A idéia de que espaçonaves podem navegar rapidamente através do universo usando buracos negros como portais de alta velocidade é um antigo clichê da ficção científica. Mas, ultimamente, o consenso entre cientistas é de que buracos negros são tão destrutíveis que espaçonaves seriam transformadas em migalhas subatômicas se seus pilotos tentassem usá-los. Então, novamente, talvez não seja a hora de se falar no assunto. Mas, de qualquer maneira, um novo estudo da Universidade de Utah, dirigido pelo físico Lior Burko, um israelense de 34 anos, levanta a possibilidade de que esses corpos celestes não destruiriam as coisas que a ele se acercariam. Assim, o potencial de viagem pelo hiperespaço permanece em aberto.
“É uma possibilidade real que os buracos negros possam ajudar-nos a viajar a locais remotos do universo, ou a outrosuniversos”, disse Burko. Para ele, isso dependeria da topologia do universo, algo que não conhecemos bem. “Não estou discutindo se é uma coisaprática ou não, mas, talvez daqui a mil anos, com certeza será mais simples”. No esquema de Burko, buracos negros podem ser portais para outros buracos, os de minhoca. Estes seriam construções teóricas equivalentes a túneis ou atalhos entre pontos distantes no universo, que se distinguiriam em diferentes tempos ou mesmo em diferentes universos paralelos.
As idéias de Burko não são novas. Buracos de minhoca foram popularizados pelo físico Kip Thorne, nos anos 80. Eram o meio de transporte interestelar da série Contato, de Carl Sagan. Mas estudos subseqüentes sobre eles sugeriram que seria impossível utilizá-los como portais. O interior dos buracos negros são infinitamente densos, de maneira que eles exerceriam destruição maciça a corpos que nele adentrem. “Seriam como marés distorcendo objetos que se aproximem, rasgando-os em suas partículas subatômicas”, disse ainda Burko.

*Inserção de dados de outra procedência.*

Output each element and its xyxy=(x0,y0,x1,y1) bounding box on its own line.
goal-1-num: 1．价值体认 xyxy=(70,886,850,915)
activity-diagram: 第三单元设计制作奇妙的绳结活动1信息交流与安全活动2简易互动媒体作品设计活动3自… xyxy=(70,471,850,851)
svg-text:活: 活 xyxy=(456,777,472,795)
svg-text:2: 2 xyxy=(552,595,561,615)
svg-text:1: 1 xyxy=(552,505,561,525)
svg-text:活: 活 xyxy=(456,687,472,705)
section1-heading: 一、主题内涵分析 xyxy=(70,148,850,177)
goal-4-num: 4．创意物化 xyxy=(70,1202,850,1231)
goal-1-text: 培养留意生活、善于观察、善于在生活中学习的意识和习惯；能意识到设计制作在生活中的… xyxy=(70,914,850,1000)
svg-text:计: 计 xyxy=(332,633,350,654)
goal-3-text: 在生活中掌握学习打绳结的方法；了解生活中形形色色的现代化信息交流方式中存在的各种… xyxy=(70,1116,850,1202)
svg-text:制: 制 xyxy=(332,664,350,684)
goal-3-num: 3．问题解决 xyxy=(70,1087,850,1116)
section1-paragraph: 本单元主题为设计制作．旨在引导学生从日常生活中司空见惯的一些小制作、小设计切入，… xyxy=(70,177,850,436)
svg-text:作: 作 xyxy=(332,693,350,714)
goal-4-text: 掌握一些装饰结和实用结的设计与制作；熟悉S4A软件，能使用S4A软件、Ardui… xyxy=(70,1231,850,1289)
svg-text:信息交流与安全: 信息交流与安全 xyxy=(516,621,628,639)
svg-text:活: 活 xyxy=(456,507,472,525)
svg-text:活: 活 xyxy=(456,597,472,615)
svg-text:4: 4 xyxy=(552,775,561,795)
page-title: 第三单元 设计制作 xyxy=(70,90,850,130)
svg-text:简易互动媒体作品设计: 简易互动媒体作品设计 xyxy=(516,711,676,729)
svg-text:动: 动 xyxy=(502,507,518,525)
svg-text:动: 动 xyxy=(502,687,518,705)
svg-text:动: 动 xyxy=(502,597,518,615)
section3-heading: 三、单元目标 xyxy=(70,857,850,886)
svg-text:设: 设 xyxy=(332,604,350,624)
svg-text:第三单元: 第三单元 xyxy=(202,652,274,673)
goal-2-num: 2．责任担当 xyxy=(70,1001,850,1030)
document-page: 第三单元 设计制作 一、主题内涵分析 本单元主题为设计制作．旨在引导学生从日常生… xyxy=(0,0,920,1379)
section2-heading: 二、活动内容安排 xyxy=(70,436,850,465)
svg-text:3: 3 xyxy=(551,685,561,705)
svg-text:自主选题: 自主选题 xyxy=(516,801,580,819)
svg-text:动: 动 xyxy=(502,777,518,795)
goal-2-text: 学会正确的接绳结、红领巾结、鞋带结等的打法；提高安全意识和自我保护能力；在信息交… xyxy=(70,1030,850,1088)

Curiosamente, é o interior infinitamente denso destes misteriosos corpos celestes que dá a eles seu potencial para facilitar viagem no tempo e espaço. Dentro de um buraco negro, o tecido do universo entra em colapso num ponto de curvatura infinita, conhecido como singularidade tempo-espaço, onde as leis da física não se aplicam mais. É o equivalente a dizer que um buraco negro altera a estrutura do universo de forma irreversível. E há muitos por aí. Quando se interligam, formam canais que são os tais buracos de minhoca [Do inglês wormholes]. É através desses canais que, teoricamente, uma nave interplanetária suficientemente resistente à gigantesca pressão viajaria de um ponto a outro do universo. Um atalho e tanto.
Foi o mesmo Burko quem recentemente sugeriu que alguns buracos negros podem não ser tão destrutivos como outros. “Sob certas circunstâncias, podem até agir como aberturas para buracos de minhocas”. Seus trabalhos anteriores comprovaram que singularidades mais fracas estão presentes em buracos negros de uma espécie peculiar, os rotativos. Num artigo publicado na revista Physical Review Letters, o cientista alega que, sob certas circunstâncias, podem existir singularidades híbridas, compostas de um setor forte, que é destrutivo, e um setor fraco, que não é. Qualquer astronave que entrasse no setor fraco poderia, em tese, passar através dele sem ser danificada. Par isso seria necessário um grande equilíbrio e controle por parte de seus eventuais pilotos. Tudo é teórico, é claro, mas a possibilidade de uma singularidade fraca, se confirmada, aumenta o potencial para se usar buracos negros para viagem interestelares. “No momento, este tipo de viagem pelo hiperespaço não está descartada”, disse Burko.
Já o físico Richard Gott, autor de Time Travel in Einstein’s Universe [Viagem no tempo num universo de Einstein], disse que hipóteses como essas abrem possibilidades interessantes. “Uma singularidade fraca pode ser um atalho do atalho. Acertá-lo representa pular para uma nova região no tempo, algum lugar muito distante ou talvez outro universo”. Burko acrescenta que sua teoria se baseia em presunções não provadas, e que mais trabalho deve ser feito. Ele diz que pouco é sabido sobre a gravidade quântica – casamento da física quântica com a teoria clássica da gravidade – e que leis físicas ainda não conhecidas podem tornar viagens hiperespaciais impossíveis.
“E mesmo a idéia de viagens como essas sejam possíveis, fazê-lo ainda está longe de nossas capacidades”. Para exemplificar isso, Burko disse que um buraco negro no centro da Via Láctea pode ser um candidato a portal interestelar, mas está a 26 mil anos-luz de distância de nós. Mesmo viajando a velocidade próxima à da luz, o que é impensável, levaria ainda 30 mil anos para chegarmos até este portal.